Totally different angle, totally different context:
- Karpukhin et al., Dense Passage Retrieval for Open-Area QA, EMNLP 2020 (arXiv:2004.04906). The canonical dense beats BM25 end result on open-domain QA benchmarks. The context is in-domain coaching knowledge; this text appears at out-of-domain enterprise corpora the place the end result doesn’t switch cleanly.

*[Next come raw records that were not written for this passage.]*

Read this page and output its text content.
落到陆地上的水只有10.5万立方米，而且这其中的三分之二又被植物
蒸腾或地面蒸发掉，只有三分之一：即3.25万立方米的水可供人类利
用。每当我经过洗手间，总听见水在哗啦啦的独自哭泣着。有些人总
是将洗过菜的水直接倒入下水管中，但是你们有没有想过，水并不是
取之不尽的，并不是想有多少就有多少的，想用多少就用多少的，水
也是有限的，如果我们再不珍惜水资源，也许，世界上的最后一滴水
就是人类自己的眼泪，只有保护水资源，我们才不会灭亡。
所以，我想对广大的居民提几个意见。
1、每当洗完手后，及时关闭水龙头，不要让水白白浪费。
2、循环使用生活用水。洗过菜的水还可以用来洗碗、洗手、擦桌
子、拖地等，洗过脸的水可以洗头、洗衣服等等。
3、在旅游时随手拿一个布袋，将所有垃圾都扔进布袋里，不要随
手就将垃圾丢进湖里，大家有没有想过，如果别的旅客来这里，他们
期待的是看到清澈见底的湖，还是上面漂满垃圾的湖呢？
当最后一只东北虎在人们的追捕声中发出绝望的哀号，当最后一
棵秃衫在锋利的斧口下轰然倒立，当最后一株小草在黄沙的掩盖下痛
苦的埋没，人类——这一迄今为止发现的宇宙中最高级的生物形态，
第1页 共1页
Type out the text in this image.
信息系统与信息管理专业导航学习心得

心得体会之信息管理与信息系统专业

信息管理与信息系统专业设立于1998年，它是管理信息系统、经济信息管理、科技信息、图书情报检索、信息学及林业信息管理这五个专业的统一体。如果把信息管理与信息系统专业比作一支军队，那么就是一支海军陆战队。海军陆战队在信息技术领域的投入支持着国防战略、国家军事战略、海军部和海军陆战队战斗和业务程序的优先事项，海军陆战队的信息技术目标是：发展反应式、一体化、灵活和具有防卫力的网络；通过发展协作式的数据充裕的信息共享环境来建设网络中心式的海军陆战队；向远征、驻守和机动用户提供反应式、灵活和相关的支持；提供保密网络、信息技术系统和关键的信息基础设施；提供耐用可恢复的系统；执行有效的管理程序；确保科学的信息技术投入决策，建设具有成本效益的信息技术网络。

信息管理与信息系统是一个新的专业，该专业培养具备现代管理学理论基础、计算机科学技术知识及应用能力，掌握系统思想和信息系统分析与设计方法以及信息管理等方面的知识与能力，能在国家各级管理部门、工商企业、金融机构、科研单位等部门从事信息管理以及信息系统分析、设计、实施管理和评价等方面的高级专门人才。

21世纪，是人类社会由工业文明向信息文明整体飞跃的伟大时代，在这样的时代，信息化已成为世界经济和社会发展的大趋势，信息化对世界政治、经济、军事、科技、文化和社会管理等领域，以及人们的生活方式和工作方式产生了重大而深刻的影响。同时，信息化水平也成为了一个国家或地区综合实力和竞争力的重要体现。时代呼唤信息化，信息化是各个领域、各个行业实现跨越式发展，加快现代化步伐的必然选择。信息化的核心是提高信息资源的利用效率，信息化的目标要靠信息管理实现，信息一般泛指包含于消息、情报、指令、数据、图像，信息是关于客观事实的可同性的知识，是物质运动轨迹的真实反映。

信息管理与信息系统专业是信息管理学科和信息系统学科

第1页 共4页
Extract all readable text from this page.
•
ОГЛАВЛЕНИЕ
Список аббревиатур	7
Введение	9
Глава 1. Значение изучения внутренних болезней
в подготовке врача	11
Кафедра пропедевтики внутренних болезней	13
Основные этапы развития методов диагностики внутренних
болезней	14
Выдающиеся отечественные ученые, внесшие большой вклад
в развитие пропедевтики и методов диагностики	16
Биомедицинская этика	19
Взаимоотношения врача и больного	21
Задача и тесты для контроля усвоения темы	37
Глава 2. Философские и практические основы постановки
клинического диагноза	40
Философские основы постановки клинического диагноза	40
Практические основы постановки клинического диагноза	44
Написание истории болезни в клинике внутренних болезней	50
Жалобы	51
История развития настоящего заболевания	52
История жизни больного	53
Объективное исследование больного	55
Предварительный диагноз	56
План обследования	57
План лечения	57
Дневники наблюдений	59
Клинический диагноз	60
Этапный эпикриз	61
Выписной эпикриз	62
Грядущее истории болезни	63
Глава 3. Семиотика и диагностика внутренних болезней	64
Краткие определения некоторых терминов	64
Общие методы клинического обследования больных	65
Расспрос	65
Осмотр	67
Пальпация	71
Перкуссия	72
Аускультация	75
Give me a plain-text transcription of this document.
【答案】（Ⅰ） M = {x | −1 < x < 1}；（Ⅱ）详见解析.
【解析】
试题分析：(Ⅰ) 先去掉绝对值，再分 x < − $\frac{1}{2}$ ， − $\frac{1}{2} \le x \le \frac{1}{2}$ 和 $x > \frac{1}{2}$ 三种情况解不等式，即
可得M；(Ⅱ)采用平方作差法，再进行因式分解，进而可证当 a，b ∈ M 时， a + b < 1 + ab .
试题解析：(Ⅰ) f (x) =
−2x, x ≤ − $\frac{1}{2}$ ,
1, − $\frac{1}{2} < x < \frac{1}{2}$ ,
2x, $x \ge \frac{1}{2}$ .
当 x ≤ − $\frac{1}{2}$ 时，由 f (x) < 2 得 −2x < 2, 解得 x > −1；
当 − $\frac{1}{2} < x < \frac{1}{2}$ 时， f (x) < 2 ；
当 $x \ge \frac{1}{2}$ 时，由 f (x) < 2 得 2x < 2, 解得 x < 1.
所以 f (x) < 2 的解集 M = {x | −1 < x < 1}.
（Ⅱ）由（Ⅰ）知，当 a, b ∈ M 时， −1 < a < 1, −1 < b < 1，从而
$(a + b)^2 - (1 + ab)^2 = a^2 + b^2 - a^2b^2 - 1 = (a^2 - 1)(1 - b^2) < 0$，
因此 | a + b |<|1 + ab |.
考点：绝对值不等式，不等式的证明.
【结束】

- Wang et al., Textual content Embeddings by Weakly-Supervised Contrastive Pre-training (E5), 2022 (arXiv:2212.03533) and Lee et al., NV-Embed, 2024 (arXiv:2405.17428). The scale-fixes-it line: bigger contrastive pre-training corpora shut the OOV hole. The article’s declare is that the failures are structural (compression destroys exact-value sign), not data-volume sure.
- Khattab & Zaharia, ColBERT, SIGIR 2020 (arXiv:2004.12832). Late-interaction retrieval as a solution to exact-token matching on the embedding degree; related to the “precise values, inside acronyms” failure mode.
- Muennighoff et al., MTEB: Huge Textual content Embedding Benchmark, EACL 2023 (arXiv:2210.07316). The benchmark driving the “decide the highest-scoring embedding” mindset. Helpful for buying fashions; the article’s declare is that the leaderboard shouldn’t be the related axis for enterprise OOD vocabulary.